Pensiamo, ora, ad altri tipi di bellezza, sempre assolutamente normali e quotidiani. Mi vengono in mente il verbo «durare» e l’aggettivo «duro». Che cosa c’è di bello in tutto questo? C’è la capacità di maneggiare l’analogia fra sfere e àmbiti diversi: c’è l’intelligenza dell’uomo. Prendiamo «duro». L’aggettivo descrive una densità, cioè una qualità fisica di un oggetto, mentre il verbo che ne deriva, «durare», descrive la capacità di rimanere nel tempo, di non deteriorarsi, e non, come in astratto avremmo pensato, «essere duro». Quello che conta è il nesso (come dire che in questo c’è dell’esperienza): chi è duro dura!

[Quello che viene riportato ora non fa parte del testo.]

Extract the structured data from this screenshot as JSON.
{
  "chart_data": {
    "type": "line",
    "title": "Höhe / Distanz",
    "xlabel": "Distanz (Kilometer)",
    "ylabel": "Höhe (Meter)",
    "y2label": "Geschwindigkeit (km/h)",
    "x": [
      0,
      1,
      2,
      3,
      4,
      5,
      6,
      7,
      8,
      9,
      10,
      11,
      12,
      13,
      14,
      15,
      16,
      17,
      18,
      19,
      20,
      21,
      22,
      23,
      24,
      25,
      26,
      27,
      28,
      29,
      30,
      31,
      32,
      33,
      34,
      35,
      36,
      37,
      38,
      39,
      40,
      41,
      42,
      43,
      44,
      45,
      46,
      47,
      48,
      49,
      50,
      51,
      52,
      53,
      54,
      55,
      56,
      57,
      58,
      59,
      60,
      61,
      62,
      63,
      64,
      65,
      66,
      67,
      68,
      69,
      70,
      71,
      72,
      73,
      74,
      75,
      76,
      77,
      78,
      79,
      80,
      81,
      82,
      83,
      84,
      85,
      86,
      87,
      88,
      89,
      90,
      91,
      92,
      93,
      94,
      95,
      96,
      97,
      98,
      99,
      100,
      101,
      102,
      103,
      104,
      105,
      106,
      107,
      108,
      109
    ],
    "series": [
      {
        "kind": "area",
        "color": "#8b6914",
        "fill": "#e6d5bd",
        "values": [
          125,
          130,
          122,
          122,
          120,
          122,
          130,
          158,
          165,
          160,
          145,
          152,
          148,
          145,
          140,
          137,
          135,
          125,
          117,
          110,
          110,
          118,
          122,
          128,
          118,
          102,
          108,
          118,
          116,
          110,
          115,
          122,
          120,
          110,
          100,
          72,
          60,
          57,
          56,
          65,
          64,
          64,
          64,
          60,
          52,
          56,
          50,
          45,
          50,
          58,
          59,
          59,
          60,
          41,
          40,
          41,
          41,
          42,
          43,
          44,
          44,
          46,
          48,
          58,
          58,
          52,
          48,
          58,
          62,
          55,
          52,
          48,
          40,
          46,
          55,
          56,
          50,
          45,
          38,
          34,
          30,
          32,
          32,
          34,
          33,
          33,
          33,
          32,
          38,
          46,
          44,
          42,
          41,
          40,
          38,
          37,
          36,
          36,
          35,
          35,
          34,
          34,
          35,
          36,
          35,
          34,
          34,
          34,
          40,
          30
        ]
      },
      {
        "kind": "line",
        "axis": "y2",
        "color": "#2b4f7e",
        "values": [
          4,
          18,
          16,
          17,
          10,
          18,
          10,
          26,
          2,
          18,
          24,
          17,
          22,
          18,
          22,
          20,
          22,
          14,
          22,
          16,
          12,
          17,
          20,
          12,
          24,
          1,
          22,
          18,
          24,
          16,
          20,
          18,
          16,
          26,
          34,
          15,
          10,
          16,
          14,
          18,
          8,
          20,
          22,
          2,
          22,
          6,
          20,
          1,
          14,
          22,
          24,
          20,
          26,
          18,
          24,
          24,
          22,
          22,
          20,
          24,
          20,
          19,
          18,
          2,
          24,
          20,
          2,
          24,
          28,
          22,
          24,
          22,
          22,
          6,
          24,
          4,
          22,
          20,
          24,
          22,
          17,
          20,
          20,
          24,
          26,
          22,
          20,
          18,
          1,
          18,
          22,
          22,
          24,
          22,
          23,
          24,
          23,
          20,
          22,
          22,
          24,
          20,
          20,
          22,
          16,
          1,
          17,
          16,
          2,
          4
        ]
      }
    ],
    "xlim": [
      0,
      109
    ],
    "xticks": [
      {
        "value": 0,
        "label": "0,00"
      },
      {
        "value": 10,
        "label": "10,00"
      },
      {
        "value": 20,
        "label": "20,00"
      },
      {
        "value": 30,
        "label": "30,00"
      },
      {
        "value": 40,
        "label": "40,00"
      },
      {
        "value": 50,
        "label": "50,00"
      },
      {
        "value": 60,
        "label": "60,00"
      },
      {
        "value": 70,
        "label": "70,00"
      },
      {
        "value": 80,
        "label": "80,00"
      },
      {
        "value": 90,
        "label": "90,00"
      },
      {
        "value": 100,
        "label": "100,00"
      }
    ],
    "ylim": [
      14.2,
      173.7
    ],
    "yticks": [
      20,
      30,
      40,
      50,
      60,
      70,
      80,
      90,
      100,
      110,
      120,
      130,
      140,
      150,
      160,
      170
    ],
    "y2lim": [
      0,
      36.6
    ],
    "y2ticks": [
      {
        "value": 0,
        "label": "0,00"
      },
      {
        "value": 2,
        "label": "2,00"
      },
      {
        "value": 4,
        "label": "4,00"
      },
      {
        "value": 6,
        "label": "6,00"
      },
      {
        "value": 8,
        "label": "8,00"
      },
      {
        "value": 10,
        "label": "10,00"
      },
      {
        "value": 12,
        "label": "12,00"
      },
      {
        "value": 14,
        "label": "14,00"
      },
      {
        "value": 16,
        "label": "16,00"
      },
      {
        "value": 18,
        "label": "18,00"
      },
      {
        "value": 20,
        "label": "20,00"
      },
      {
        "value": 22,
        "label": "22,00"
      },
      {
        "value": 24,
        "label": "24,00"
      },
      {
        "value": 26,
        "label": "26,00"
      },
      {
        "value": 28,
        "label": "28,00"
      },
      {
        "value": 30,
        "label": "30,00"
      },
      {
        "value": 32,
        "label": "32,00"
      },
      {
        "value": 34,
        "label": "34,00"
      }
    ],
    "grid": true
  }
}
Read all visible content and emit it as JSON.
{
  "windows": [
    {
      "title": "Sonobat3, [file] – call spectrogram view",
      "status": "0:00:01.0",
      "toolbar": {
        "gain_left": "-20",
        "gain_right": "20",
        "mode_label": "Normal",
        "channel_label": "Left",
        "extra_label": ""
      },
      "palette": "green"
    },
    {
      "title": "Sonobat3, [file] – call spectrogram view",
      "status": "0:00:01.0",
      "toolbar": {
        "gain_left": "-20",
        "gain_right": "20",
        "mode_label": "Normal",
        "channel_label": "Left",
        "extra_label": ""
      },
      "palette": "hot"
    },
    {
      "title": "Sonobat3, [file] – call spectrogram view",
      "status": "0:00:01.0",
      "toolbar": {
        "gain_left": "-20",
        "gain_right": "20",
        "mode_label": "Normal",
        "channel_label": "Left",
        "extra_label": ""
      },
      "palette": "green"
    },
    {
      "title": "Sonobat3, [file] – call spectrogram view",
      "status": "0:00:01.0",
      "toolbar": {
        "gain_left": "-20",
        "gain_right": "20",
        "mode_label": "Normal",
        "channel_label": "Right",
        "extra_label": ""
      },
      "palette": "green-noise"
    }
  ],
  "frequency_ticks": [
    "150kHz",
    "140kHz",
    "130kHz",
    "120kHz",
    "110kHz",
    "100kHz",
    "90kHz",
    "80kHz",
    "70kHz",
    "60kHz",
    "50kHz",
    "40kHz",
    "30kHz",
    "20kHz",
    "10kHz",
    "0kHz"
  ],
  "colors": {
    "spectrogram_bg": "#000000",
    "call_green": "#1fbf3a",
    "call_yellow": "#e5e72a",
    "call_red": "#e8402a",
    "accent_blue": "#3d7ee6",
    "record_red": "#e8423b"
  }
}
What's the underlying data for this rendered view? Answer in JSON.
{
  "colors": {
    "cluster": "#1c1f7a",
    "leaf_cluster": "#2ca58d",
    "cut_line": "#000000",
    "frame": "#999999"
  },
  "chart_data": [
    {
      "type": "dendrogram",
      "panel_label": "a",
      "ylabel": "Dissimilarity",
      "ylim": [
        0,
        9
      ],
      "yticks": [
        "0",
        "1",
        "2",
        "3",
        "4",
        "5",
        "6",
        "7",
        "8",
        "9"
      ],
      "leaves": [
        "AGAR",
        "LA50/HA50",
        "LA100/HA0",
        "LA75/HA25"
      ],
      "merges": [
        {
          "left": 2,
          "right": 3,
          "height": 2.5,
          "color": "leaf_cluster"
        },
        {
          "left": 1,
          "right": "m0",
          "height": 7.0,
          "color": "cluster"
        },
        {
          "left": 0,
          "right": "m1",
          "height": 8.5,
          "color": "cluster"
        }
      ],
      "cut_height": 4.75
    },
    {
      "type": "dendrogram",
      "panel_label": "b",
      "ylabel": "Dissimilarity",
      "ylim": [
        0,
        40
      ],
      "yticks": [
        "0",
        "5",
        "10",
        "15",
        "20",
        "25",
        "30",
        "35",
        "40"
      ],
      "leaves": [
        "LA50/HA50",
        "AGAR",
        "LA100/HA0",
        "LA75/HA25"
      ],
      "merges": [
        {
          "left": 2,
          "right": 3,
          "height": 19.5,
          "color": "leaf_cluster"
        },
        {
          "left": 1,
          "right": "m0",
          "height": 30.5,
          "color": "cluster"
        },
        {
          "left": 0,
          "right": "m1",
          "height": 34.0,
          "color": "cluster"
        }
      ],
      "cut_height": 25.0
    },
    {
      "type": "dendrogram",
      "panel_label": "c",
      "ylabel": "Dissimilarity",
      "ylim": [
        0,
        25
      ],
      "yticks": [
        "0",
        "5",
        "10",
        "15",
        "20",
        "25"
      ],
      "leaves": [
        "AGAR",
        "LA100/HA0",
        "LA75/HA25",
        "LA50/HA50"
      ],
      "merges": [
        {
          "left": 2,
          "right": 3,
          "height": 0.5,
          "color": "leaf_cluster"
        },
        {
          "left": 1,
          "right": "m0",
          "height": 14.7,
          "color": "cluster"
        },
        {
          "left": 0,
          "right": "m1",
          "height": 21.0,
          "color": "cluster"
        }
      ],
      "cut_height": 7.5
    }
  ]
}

Non potrei dimenticare il termine «spesso» che si divide fra aggettivo e avverbio: il primo indica lo spessore di un oggetto, l’altro indica la frequenza nel tempo, ed equivale a ‘frequentemente’. Spazio e tempo sovrapposti! C’è da pensare che la nostra lingua quotidiana è assai ricca di luoghi interessanti e profondi sui quali potremmo bene esercitare la nostra intelligenza (che viene, invece, costantemente depressa con elenchi di forme destinate a essere presto dimenticate). Infine, penso al verbo «stuzzicare», che descrive, nello stesso tempo, due azioni reciproche (almeno in queste zone): se il piatto mi stuzzica – cioè mi provoca, mi tenta (diabolicamente? peccaminosamente? – io non posso che stuzzicarlo, e non mangiarlo in un sol boccone, a quattro palmenti, ma delicatamente cercarne le delicatezze nascoste, come si fa con un ossicino di selvaggina prelibata.